En politique, quand on veut appliquer une décision, il faut d'abord la proposer à ses collaborateurs puis croiser les doigts pour qu'elle soit validée, ce qui n'est jamais chose aisée. Dans le cas de la reine d'Orchidia, bien qu'elle possédait le pouvoir absolu, il lui aura fallu un certain temps pour convaincre sa cour de ne pas s'inquiéter au sujet de Galen. Les conseillers d'Adeyrid ne pouvait rien faire pour l'en empêcher, mais cela ne les empêcha pas de chercher à l'en dissuader en lui rappelant les risques que cela créeraient pour la sécurité de la famille royale ainsi que celle du royaume tout entier. Cela étant fait, la reine se rendait à présent à l'infirmerie pour annoncer la nouvelle à Galen. Marchant dans corridor, elle croisa par hasard deux infirmières dont elle perçut la conversation.
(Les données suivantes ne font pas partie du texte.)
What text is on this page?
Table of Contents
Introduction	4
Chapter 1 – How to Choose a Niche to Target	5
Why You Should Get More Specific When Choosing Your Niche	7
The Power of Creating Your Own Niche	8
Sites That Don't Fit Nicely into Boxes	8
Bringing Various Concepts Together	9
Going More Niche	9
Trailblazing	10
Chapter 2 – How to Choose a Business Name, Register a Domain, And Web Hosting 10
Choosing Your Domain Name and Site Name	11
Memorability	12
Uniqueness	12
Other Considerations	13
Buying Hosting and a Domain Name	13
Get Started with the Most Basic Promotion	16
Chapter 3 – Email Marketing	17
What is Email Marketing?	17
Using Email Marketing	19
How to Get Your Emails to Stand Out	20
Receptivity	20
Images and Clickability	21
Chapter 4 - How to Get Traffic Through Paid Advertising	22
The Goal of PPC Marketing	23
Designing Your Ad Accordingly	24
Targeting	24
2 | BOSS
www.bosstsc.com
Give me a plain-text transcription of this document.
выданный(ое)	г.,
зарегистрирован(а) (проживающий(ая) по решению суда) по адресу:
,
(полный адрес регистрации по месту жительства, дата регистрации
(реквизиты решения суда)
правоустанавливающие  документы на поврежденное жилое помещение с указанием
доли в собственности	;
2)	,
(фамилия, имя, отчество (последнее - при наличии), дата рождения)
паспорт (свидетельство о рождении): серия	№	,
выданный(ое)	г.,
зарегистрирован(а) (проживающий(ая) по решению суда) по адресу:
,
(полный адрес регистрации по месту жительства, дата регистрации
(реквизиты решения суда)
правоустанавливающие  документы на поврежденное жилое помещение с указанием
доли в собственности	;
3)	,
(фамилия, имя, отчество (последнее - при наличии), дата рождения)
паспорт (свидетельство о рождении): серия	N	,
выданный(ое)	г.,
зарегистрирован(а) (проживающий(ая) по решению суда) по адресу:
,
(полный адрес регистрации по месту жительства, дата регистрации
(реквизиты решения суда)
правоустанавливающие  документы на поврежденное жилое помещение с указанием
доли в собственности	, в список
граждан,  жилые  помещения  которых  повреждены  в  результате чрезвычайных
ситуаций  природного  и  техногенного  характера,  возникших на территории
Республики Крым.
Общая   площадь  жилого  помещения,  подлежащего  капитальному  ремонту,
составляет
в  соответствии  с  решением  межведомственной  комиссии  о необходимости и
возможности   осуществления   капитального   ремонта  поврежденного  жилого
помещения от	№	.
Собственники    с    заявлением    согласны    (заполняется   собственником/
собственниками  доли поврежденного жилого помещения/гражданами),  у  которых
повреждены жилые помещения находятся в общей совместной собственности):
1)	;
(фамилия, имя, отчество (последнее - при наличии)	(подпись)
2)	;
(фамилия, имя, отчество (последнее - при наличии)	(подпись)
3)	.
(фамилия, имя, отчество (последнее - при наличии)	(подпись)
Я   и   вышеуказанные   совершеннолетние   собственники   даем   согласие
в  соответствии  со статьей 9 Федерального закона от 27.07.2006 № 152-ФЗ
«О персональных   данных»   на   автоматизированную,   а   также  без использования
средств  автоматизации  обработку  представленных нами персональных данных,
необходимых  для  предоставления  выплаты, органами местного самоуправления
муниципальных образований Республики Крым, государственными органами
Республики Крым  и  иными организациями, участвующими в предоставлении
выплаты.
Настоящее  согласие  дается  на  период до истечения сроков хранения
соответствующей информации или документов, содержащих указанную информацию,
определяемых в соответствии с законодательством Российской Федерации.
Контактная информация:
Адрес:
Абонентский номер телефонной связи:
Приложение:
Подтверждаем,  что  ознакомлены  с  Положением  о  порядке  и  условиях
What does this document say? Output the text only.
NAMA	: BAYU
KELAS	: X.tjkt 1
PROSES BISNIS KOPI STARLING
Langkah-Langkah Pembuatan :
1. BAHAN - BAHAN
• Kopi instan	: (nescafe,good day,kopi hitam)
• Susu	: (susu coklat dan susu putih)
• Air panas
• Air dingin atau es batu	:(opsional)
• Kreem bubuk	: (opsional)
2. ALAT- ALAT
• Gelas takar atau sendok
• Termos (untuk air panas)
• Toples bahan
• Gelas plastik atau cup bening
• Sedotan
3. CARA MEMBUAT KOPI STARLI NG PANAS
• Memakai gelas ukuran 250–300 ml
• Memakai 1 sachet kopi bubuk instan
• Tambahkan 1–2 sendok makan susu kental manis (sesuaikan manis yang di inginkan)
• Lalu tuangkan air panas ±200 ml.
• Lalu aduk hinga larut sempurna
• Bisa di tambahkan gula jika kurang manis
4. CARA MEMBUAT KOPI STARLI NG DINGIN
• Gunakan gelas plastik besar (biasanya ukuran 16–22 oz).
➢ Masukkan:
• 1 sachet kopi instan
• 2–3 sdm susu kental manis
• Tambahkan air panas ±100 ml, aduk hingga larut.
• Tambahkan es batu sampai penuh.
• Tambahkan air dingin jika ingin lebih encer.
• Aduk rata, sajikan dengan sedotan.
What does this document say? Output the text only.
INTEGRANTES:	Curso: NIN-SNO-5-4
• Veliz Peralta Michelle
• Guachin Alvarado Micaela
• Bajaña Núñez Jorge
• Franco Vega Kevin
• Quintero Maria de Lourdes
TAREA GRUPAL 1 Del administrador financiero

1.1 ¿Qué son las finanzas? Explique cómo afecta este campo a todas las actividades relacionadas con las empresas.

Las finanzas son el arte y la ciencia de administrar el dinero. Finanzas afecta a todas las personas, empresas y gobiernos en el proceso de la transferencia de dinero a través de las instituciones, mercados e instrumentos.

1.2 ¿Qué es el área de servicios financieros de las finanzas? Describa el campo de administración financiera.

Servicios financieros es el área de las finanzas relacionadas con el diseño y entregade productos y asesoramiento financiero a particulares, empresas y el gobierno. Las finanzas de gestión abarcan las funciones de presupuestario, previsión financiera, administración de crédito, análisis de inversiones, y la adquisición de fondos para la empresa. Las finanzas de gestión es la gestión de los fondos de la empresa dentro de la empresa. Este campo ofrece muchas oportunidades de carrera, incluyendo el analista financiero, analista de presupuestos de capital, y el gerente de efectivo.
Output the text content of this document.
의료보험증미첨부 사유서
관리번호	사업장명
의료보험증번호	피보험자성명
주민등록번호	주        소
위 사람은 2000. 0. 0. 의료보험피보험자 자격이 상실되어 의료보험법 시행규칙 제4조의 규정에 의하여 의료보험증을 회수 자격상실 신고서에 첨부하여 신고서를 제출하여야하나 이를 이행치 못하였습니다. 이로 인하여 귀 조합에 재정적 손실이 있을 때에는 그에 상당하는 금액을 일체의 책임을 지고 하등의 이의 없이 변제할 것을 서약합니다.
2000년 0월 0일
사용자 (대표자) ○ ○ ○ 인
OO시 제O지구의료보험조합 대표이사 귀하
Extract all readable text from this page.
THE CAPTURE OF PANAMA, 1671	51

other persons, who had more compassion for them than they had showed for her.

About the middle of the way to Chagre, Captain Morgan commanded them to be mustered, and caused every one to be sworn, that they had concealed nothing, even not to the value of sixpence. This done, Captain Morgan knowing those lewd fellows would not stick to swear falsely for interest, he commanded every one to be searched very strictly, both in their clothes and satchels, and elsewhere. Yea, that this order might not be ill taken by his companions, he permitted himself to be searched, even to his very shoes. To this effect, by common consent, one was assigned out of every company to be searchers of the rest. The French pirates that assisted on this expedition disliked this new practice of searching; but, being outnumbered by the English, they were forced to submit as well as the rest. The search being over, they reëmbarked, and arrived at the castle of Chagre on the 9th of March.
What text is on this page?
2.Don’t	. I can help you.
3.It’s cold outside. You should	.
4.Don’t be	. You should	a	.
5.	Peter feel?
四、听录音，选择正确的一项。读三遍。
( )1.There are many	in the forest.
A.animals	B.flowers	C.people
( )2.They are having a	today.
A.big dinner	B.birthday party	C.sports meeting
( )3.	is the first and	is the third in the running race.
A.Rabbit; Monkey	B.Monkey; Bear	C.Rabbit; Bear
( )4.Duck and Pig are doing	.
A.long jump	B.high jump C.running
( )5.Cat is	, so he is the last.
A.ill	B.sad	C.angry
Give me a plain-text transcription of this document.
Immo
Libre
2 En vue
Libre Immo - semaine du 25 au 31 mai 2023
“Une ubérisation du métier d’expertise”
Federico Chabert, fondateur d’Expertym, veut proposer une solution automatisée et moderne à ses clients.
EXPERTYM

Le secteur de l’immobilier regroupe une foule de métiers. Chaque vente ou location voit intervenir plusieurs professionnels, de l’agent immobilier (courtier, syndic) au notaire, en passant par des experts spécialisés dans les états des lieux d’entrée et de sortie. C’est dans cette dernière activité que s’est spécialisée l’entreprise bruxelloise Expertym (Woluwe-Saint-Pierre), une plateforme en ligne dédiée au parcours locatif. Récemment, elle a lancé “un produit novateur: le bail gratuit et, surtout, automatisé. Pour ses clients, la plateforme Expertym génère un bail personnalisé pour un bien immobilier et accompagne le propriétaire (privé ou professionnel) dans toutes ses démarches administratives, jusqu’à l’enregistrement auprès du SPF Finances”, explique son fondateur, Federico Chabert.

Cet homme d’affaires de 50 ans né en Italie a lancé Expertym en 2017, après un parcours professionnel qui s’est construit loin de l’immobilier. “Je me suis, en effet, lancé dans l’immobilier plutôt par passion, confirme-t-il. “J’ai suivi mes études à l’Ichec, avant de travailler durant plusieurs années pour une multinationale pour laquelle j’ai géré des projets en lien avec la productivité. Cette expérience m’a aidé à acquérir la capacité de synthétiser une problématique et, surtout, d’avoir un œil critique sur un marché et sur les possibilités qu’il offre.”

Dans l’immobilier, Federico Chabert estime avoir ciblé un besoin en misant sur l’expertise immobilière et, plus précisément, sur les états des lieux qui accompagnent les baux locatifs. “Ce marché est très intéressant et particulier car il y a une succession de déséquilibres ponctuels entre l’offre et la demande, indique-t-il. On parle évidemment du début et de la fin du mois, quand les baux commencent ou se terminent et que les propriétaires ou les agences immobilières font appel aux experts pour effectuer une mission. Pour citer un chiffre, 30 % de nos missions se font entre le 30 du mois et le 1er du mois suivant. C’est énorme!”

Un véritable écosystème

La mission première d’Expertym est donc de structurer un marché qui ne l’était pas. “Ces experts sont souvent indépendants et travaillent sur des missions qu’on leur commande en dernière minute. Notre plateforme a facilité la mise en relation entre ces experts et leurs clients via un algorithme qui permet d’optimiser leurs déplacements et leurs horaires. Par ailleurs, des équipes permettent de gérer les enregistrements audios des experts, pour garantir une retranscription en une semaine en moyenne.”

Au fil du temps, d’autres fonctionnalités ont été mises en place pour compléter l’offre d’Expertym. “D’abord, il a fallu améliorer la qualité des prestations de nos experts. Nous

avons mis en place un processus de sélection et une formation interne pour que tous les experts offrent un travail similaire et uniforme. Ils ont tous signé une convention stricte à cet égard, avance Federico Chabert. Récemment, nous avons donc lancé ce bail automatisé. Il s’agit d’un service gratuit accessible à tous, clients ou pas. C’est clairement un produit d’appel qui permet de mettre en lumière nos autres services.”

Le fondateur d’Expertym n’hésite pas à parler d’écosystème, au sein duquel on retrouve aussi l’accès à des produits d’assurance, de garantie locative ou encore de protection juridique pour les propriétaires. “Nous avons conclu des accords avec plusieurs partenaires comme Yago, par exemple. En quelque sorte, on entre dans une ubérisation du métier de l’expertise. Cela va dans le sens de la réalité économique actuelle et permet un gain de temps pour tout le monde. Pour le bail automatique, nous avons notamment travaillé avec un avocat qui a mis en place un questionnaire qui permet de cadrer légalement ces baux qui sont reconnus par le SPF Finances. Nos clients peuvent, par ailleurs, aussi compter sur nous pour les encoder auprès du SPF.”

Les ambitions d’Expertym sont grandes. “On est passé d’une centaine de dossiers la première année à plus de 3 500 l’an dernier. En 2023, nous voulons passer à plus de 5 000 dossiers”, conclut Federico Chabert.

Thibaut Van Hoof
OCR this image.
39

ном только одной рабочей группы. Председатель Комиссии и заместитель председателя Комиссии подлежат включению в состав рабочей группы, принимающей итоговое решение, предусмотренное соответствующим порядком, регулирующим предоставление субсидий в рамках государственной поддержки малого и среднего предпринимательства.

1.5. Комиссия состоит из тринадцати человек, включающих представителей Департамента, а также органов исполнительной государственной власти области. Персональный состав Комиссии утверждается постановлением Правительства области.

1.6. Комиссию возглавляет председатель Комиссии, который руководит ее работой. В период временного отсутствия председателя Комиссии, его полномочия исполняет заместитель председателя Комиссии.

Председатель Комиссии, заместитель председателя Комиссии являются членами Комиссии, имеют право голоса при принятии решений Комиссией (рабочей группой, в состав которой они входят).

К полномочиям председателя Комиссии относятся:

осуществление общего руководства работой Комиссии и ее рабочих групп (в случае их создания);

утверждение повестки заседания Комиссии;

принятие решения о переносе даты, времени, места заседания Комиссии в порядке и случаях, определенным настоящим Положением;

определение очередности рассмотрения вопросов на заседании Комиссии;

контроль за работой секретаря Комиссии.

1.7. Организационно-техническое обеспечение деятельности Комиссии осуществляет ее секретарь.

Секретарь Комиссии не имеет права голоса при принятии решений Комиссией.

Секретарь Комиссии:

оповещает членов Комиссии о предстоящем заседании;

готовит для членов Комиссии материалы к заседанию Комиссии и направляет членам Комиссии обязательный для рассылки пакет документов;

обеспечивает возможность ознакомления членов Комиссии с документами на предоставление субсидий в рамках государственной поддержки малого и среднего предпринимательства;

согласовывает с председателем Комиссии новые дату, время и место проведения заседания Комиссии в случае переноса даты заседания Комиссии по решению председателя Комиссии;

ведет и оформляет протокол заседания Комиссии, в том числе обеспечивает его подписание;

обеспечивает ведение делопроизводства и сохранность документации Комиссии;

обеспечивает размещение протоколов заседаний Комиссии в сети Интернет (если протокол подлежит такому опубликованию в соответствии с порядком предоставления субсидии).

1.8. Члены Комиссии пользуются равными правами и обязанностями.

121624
– …trois quarts d'heure qu'il marmonne en boucle la même chanson.
– Il peut y avoir toutes sortes de réactions face à un cancer. Mais lui, c'est très singulier.
– De toute façon, tu me diras, il s'agit de Darkhell. Pas étonnant qu'il n'ait pas l'esprit net.
La reine continua son chemin vers l'infirmerie non sans un brin d'étonnement quant à ce qu'elle venait d'entendre. Il est vrai que chanter est une bien étrange réaction face à une maladie grave comme le cancer. Mais en plus pour quelqu'un comme Galen. Lorsqu'elle ouvrît la porte de l'infirmerie, elle vît ce dernier debout face à la fenêtre, en train de chanter à voix basse. Il avait toujours le même regard ombrageux qu'à sa première visite. Adeyrid avança lentement vers lui en écoutant les paroles. La première chose que sa conscience lui disait de faire était de ne pas l'interrompre.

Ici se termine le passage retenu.